Methods:PMP tumor tissue was obtained from surgery and cut into pieces after washing. Then tumor pieces were implanted subcutaneously in BAL B/c-nu mice for 6 stable passages. In the 7th passage, tumor tissue was implanted orthotopically into abdomen. Subcutaneous tumor and orthotopic tumor were then homogenized to make tumor cell suspension, implanted into abdomen of 10 BAL B/c-nu mice through midline laparotomy, 100 μl for each. The key experimental parameters including body weight changes in the observation period, experimental peritoneal cancer index (ePCI) score at the autopsy, histopathological and immunohistochemical characteristics, and gene expression profiles by high-throughput whole-genome exon sequencing were detected and recorded.

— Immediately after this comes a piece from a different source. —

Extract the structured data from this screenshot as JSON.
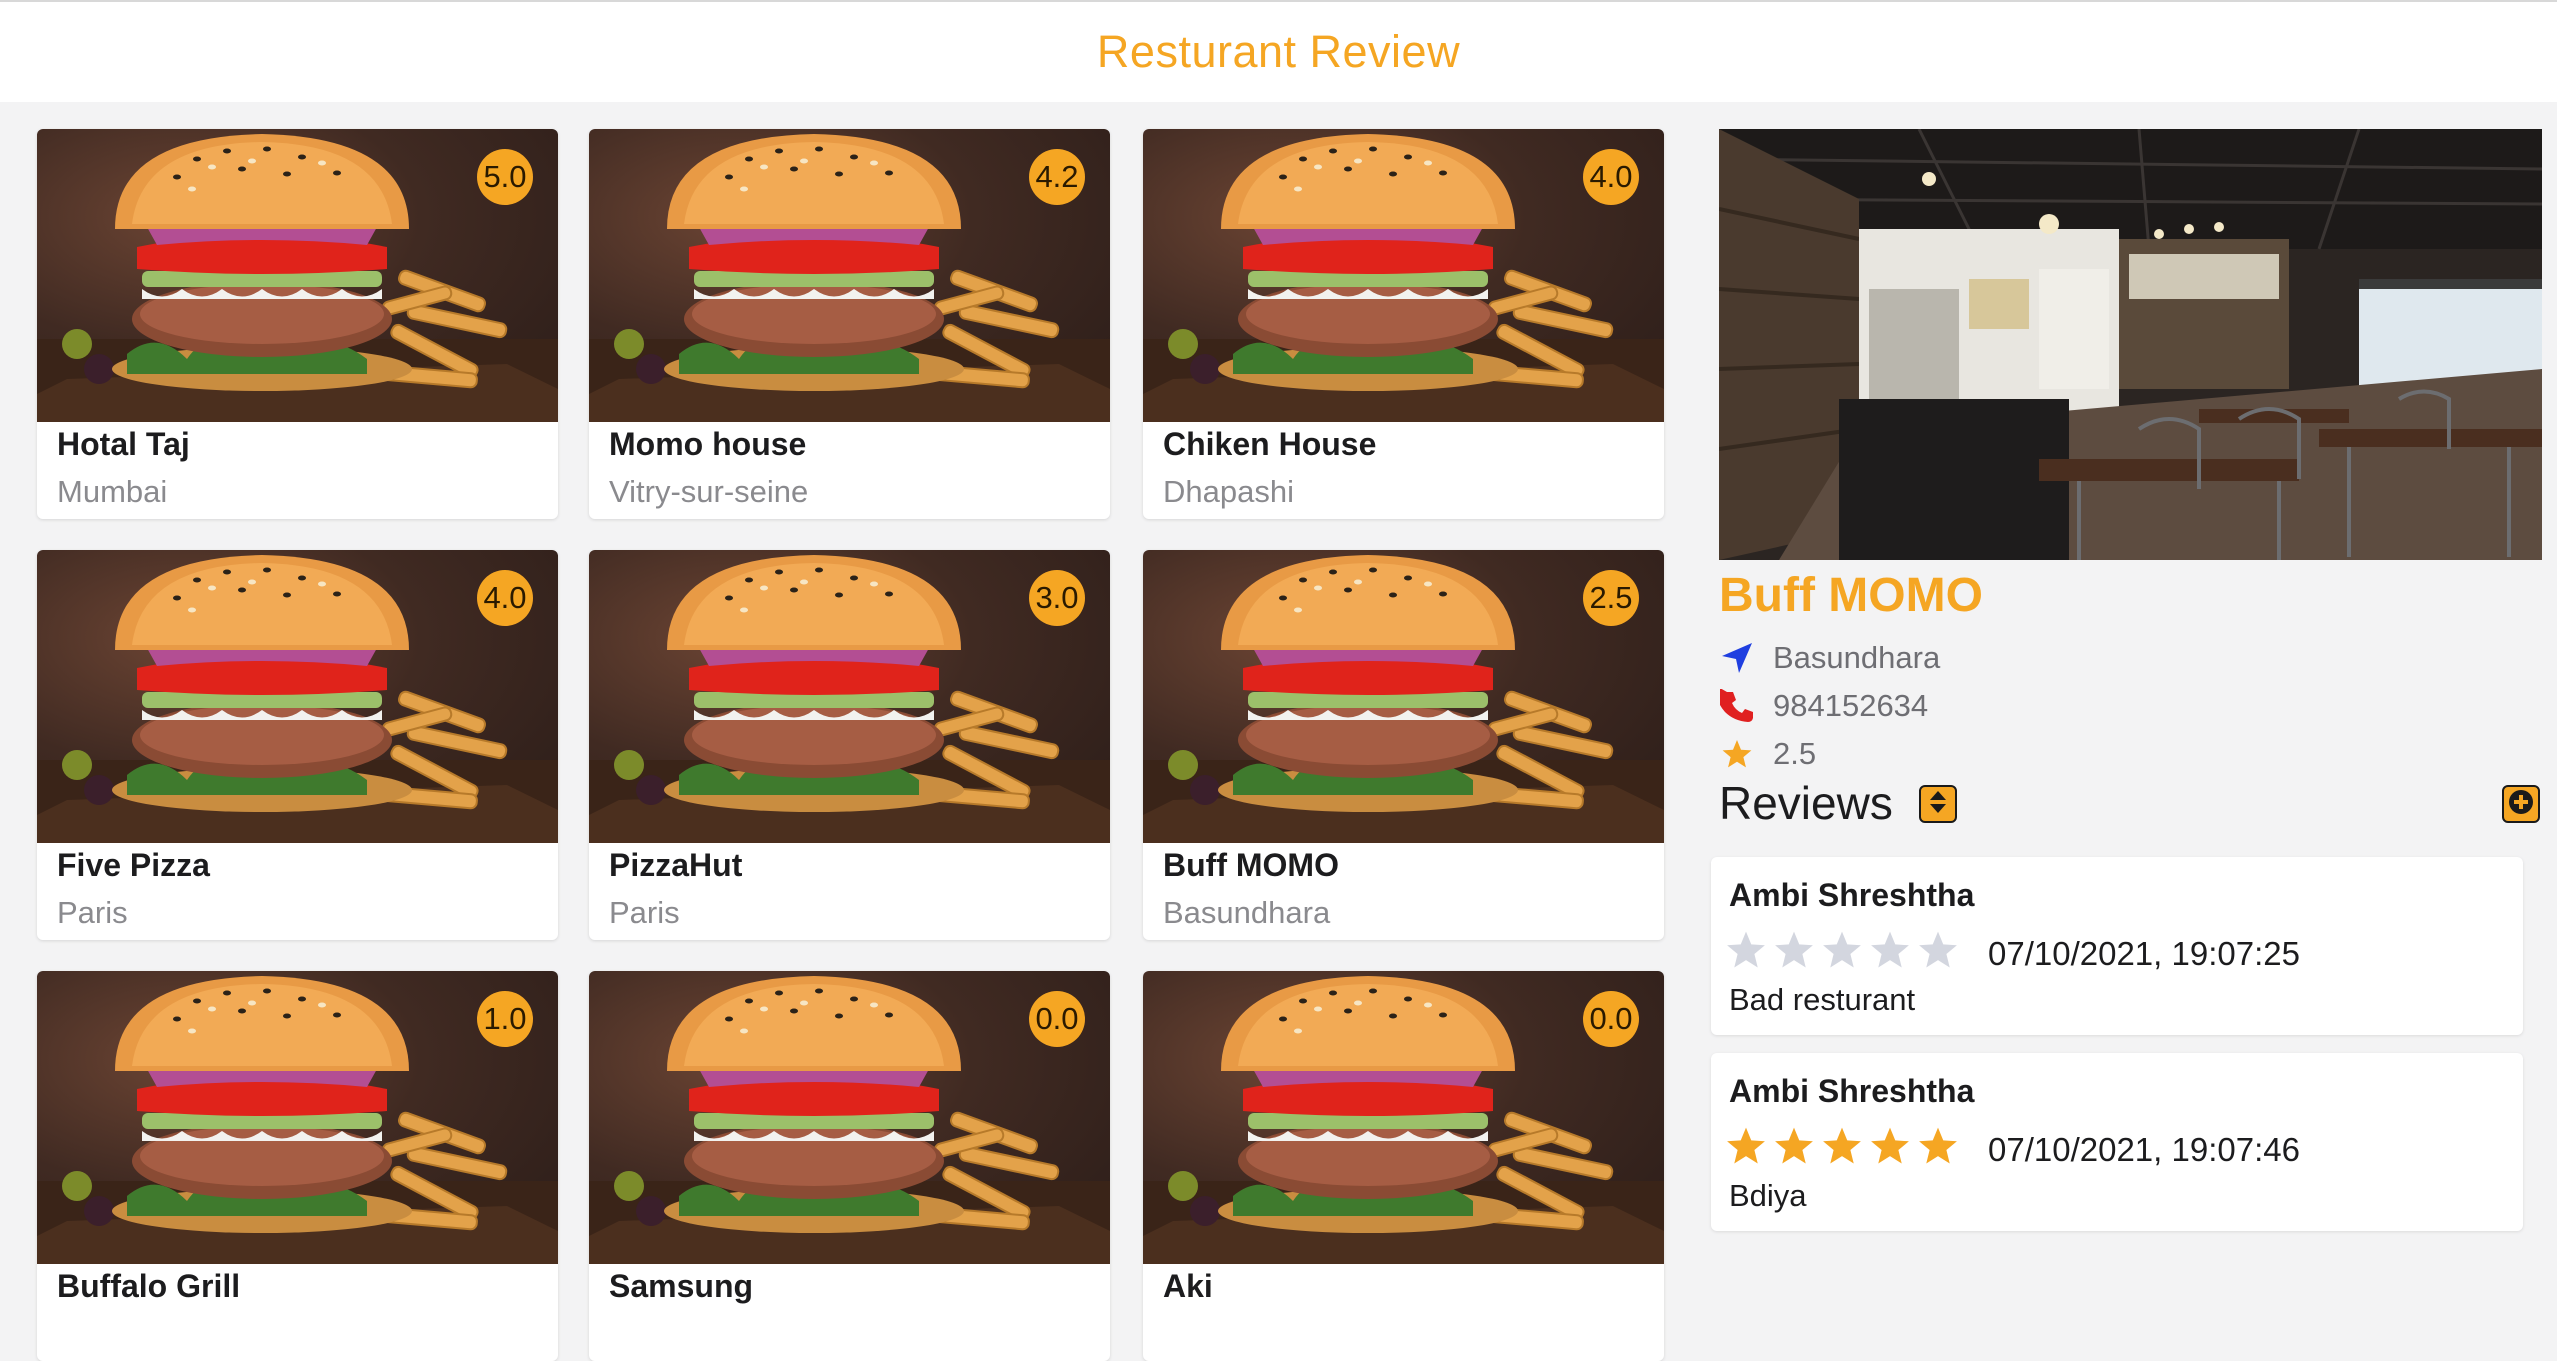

Results:The successful rate of established orthotopic PDX model of human PMP was 100% (10/10). The animals showed smooth body weight increases after tumor inoculation until day 27, then the body weight began to decrease steadily. Widespread tumor dissemination of PMP tumor through the whole abdomen was found by autopsy, including the diaphragm, liver, spleen, stomach, kidney, parietal peritoneum, bowel and mesenterium. Gelatinous ascites was also observed in abdominopelvic cavity. The ePCI score ranged from 5 to 9, with a 8 of median ePCI. Histopathological studies showed peritoneal mucinous carcinomatosis accompanied with signet ring cells (PMCA-S), obvious tumor cell atypia and parenchymal invasion.Immunohistochemistry showed the expressions of MUC1, MUC2, MUC5AC, CEA, CA199, CK20, CDX-2 and Ki-67 were positive, MUC6, CK7 and p53 were negative. Whole-exome sequencing identified that the most significant genetic alteration is the exon10 missense mutation c. 1621A>C of KIT gene, the mutation abundance was 89.7%.
Conclusion:PDX model of PMCA-S is successfully established, which displays the characters of high-degree malignancy, high proliferation and strong aggressiveness.